Acceptable file types: pdf, jpg, gif, mp4, png, mov, xls, ppt, pptx, avi, mpg. Optional: Add images or other visual material to support your project.
Select up to 3 files to attach.
These are the three files we attached to our submission. (We are particularly pleased and proud to include the letters of support from our PRImA and eMOP partners submitted as an Appendix to the third document.) Also note, if you are on iOS and using the Medium app, the Slideshare.net links are not displaying. You will find these three documents here, here, and here.

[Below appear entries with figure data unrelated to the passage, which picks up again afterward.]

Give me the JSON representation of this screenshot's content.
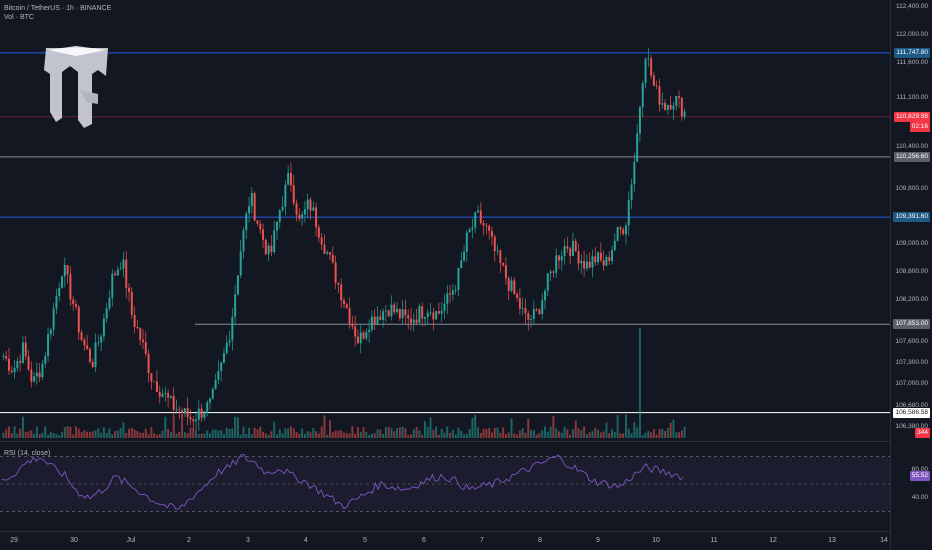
{
  "header": {
    "symbol": "Bitcoin / TetherUS · 1h · BINANCE",
    "volume_label": "Vol · BTC"
  },
  "rsi": {
    "label": "RSI (14, close)",
    "current": "55.52",
    "levels": [
      "60.00",
      "40.00"
    ]
  },
  "price_scale": {
    "ticks": [
      "112,400.00",
      "112,000.00",
      "111,600.00",
      "111,100.00",
      "110,800.00",
      "110,400.00",
      "109,800.00",
      "109,000.00",
      "108,600.00",
      "108,200.00",
      "107,600.00",
      "107,300.00",
      "107,000.00",
      "106,680.00",
      "106,380.00"
    ]
  },
  "levels": [
    {
      "name": "resistance-1",
      "label": "111,747.80",
      "color": "#2962ff",
      "tag_bg": "#1e5a86"
    },
    {
      "name": "current-price",
      "label": "110,829.98",
      "sub": "02:16",
      "color": "#f23645",
      "tag_bg": "#f23645"
    },
    {
      "name": "support-1",
      "label": "110,256.60",
      "color": "#9598a1",
      "tag_bg": "#5d606b"
    },
    {
      "name": "support-2",
      "label": "109,391.60",
      "color": "#2962ff",
      "tag_bg": "#1e5a86"
    },
    {
      "name": "support-3",
      "label": "107,853.00",
      "color": "#9598a1",
      "tag_bg": "#5d606b"
    },
    {
      "name": "support-4",
      "label": "106,586.58",
      "color": "#ffffff",
      "tag_bg": "#ffffff"
    }
  ],
  "volume_tag": "344",
  "time_axis": [
    "29",
    "30",
    "Jul",
    "2",
    "3",
    "4",
    "5",
    "6",
    "7",
    "8",
    "9",
    "10",
    "11",
    "12",
    "13",
    "14"
  ],
  "colors": {
    "up": "#26a69a",
    "down": "#ef5350",
    "rsi": "#7e57c2",
    "bg": "#131722"
  },
  "chart_data": {
    "type": "candlestick",
    "symbol": "BTCUSDT",
    "interval": "1h",
    "close_path": [
      107400,
      107200,
      107500,
      107000,
      107300,
      108000,
      108700,
      108200,
      107600,
      107300,
      107800,
      108500,
      108800,
      108000,
      107600,
      107100,
      106900,
      106700,
      106600,
      106500,
      106600,
      106700,
      107200,
      107800,
      108900,
      109700,
      109200,
      108800,
      109500,
      110000,
      109300,
      109600,
      109200,
      108800,
      108400,
      108000,
      107600,
      107900,
      108000,
      108100,
      108000,
      107900,
      108000,
      108100,
      108000,
      108200,
      108500,
      109100,
      109400,
      109200,
      108800,
      108500,
      108200,
      107900,
      108000,
      108400,
      108800,
      109000,
      108900,
      108700,
      108800,
      108700,
      109100,
      109300,
      110300,
      111800,
      111200,
      111000,
      111100,
      110900
    ],
    "rsi_path": [
      52,
      58,
      66,
      70,
      62,
      56,
      44,
      40,
      46,
      55,
      50,
      44,
      38,
      34,
      31,
      40,
      48,
      58,
      62,
      70,
      66,
      58,
      62,
      56,
      52,
      46,
      40,
      34,
      38,
      44,
      50,
      48,
      46,
      50,
      54,
      56,
      52,
      46,
      48,
      50,
      54,
      58,
      62,
      66,
      70,
      64,
      58,
      52,
      50,
      48,
      56,
      62,
      60,
      58,
      55
    ],
    "volume_spike_x_fraction_of_series": 0.93
  }
}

Which of the following best describes your organization? *
Nonprofit startup <== selected
[NOTE: Timlynn and I are currently independent Citizen Scientists submitting to the Prototype Fund as individuals. However, it is our intent and noted in our submission that, if funded, we will have a non-profit company/foundation created, FactMiners.org, to serve as the legal entity that supports the organization and funding of the FactMiners’ Open Source developers community and its projects.]
Location (City, State)
Cedar Rapids, Iowa USA
Over 18 (checkbox)
CHECKED… Way over! :D :D
How did you hear about the Prototype Fund?
Wendy Hanamura, Director of Partnerships at the Internet Archive recommended that FactMiners and PRImA apply for both the Knight News Challenge and the Knight Prototype Fund as a means to energize broad interest in the applied research agenda of “Turning Text Soup into Smart Data” and as a means to initiate an active research collaboration with the Archive.
Enter email for updates
Agree to T&Cs (checkbox)
And that’s it! We submitted the above entry within the deadline this past Monday to be considered for funding in the current round of the Knight Prototype Fund program.
We are elated to be working with the Internet Archive and our world-class collaborators at PRImA and eMOP at the University of Salford and Texas A&M, respectively. We are sure that the project proposed in our Prototype Fund submission will be full of fun, learning, and serious contributions to the domains of the Digital Humanities and Cognitive Computing.
Here’s hoping that the next entry in the “Ground Truth &…” series of FactMiners’ Musings on Medium.com will be the tale of how we implemented the “Crowdsourcing Ground Truth” project in our on-going commitment to turn Text Soup into Smart Data.
-: Jim Salmons :-
18 November 2015
FactMiners, Cedar Rapids, Iowa USA